When Routers, Switches and Interconnects Compute: A processing-in-interconnect Paradigm for Scalable Neuromorphic AI
Madhuvanthi Srivatsav, Chiranjib Bhattacharyya, Shantanu Chakrabartty, Chetan Singh Thakur
TL;DR
The paper proposes Processing-in-Interconnect ($\pi^2$), a neuromorphic paradigm that reinterprets routing/switching interconnect primitives (delays, causality, time-outs, drops, and broadcasts) as computational operations. By mapping neural computations onto interconnect behaviors via credit-based shaping and asynchronous shaping protocols, $\pi^2$ enables in-network computation with energy-scalable benefits that improve as interconnect bandwidth grows; knowledge distillation further allows existing neural network topologies to be trained onto $\pi^2$ with minimal loss in generalization. Analytical and simulation results suggest near-unit energy utilization ($\eta$) with bandwidth advances and show brain-scale inference may be achieved with hundreds of watts, leveraging Ethernet/TSN hardware for scalable, distributed neuromorphic processing.

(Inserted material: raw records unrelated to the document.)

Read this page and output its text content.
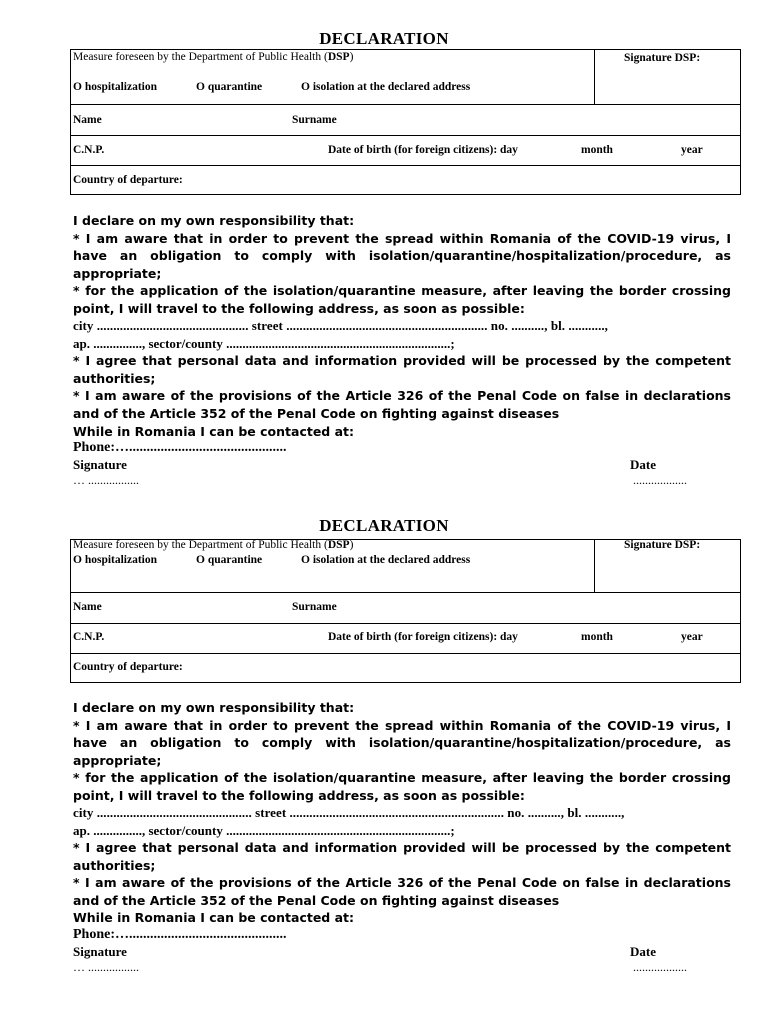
DECLARATION
Measure foreseen by the Department of Public Health (DSP)
O hospitalization	O quarantine	O isolation at the declared address
Signature DSP:
Name	Surname
C.N.P.	Date of birth (for foreign citizens): day	month	year
Country of departure:

I declare on my own responsibility that:

* I am aware that in order to prevent the spread within Romania of the COVID-19 virus, I have an obligation to comply with isolation/quarantine/hospitalization/procedure, as appropriate;

* for the application of the isolation/quarantine measure, after leaving the border crossing point, I will travel to the following address, as soon as possible:

city .............................................. street ............................................................. no. .........., bl. ...........,

ap. ..............., sector/county .....................................................................;

* I agree that personal data and information provided will be processed by the competent authorities;

* I am aware of the provisions of the Article 326 of the Penal Code on false in declarations and of the Article 352 of the Penal Code on fighting against diseases

While in Romania I can be contacted at:
Phone:….............................................
Signature
… .................
Date
..................
DECLARATION
Measure foreseen by the Department of Public Health (DSP)
O hospitalization	O quarantine	O isolation at the declared address
Signature DSP:
Name	Surname
C.N.P.	Date of birth (for foreign citizens): day	month	year
Country of departure:

I declare on my own responsibility that:

* I am aware that in order to prevent the spread within Romania of the COVID-19 virus, I have an obligation to comply with isolation/quarantine/hospitalization/procedure, as appropriate;

* for the application of the isolation/quarantine measure, after leaving the border crossing point, I will travel to the following address, as soon as possible:

city ............................................... street ................................................................. no. .........., bl. ...........,

ap. ..............., sector/county .....................................................................;

* I agree that personal data and information provided will be processed by the competent authorities;

* I am aware of the provisions of the Article 326 of the Penal Code on false in declarations and of the Article 352 of the Penal Code on fighting against diseases

While in Romania I can be contacted at:
Phone:….............................................
Signature
… .................
Date
..................
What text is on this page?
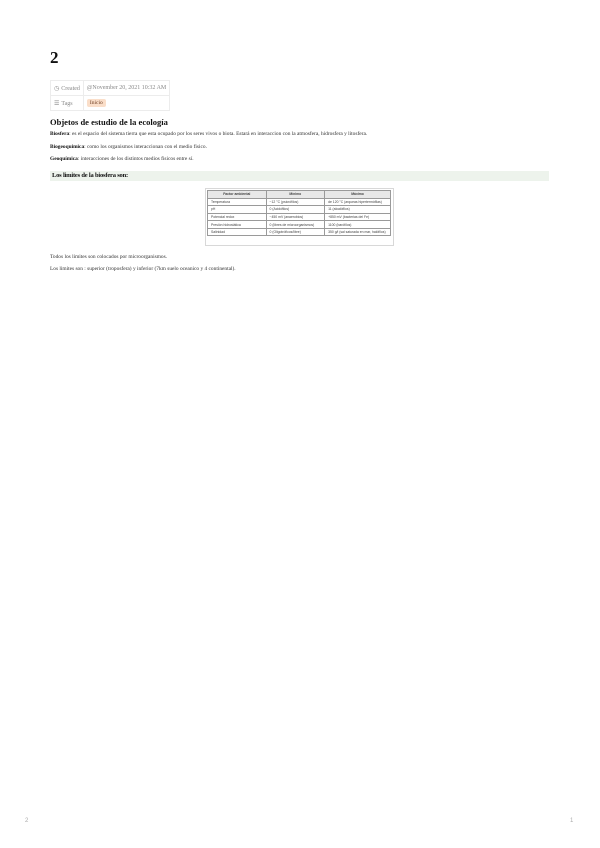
2
◷ Created	@November 20, 2021 10:32 AM
☰ Tags	Inicio
Objetos de estudio de la ecología

Biosfera: es el espacio del sistema tierra que esta ocupado por los seres vivos o biota. Estará en interaccion con la atmosfera, hidrosfera y litosfera.

Biogeoquimica: como los organismos interaccionan con el medio fisico.

Geoquímica: interacciones de los distintos medios fisicos entre sí.

Los limites de la biosfera son:
Factor ambiental	Mínimo	Máximo
Temperatura	−12 °C (psicrófilos)	de 120 °C (arqueas hipertermófilas)
pH	0 (Acidófilos)	11 (alcalófilos)
Potencial redox	−450 mV (anaerobios)	+850 mV (bacterias del Fe)
Presión hidrostática	0 (libres de microorganismos)	1100 (barófilos)
Salinidad	0 (Oligotróficos/libre)	350 g/l (sal saturada en mar, halófilos)

Todos los limites son colocados por microorganismos.

Los limites son : superior (troposfera) y inferior (7km suelo oceanico y 4 continental).

2	1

The work also explores trade-offs between delay-based computation, spiking sparsity, and hardware constraints, and demonstrates through OMNET++ and GPU experiments that $\pi^2$ can approximate MAC-based networks and support scalable visual recognition tasks when complemented by distillation and hardware-aware training. Overall, $\pi^2$ offers a practical path to scalable neuromorphic AI by turning interconnects into active computational substrates, potentially transforming data movement energy into productive computation as interconnects evolve."
Abstract
Routing, switching, and the interconnect fabric are essential for large-scale neuromorphic computing. While this fabric only plays a supporting role in the process of computing, for large AI workloads it ultimately determines energy consumption and speed. In this paper, we address this bottleneck by asking: (a) What computing paradigms are inherent in existing routing, switching, and interconnect systems, and how can they be used to implement a processing-in-Interconnect (π^2) computing paradigm? and (b) leveraging current and future interconnect trends, how will a π^2 system's performance scale compared to other neuromorphic architectures? For (a), we show that operations required for typical AI workloads can be mapped onto delays, causality, time-outs, packet drop, and broadcast operations -- primitives already implemented in packet-switching and packet-routing hardware. We show that existing buffering and traffic-shaping embedded algorithms can be leveraged to implement neuron models and synaptic operations. Additionally, a knowledge-distillation framework can train and cross-map well-established neural network topologies onto $π^2$ without degrading generalization performance. For (b), analytical modeling shows that, unlike other neuromorphic platforms, the energy scaling of $π^2$ improves with interconnect bandwidth and energy efficiency. We predict that by leveraging trends in interconnect technology, a π^2 architecture can be more easily scaled to execute brain-scale AI inference workloads with power consumption levels in the range of hundreds of watts.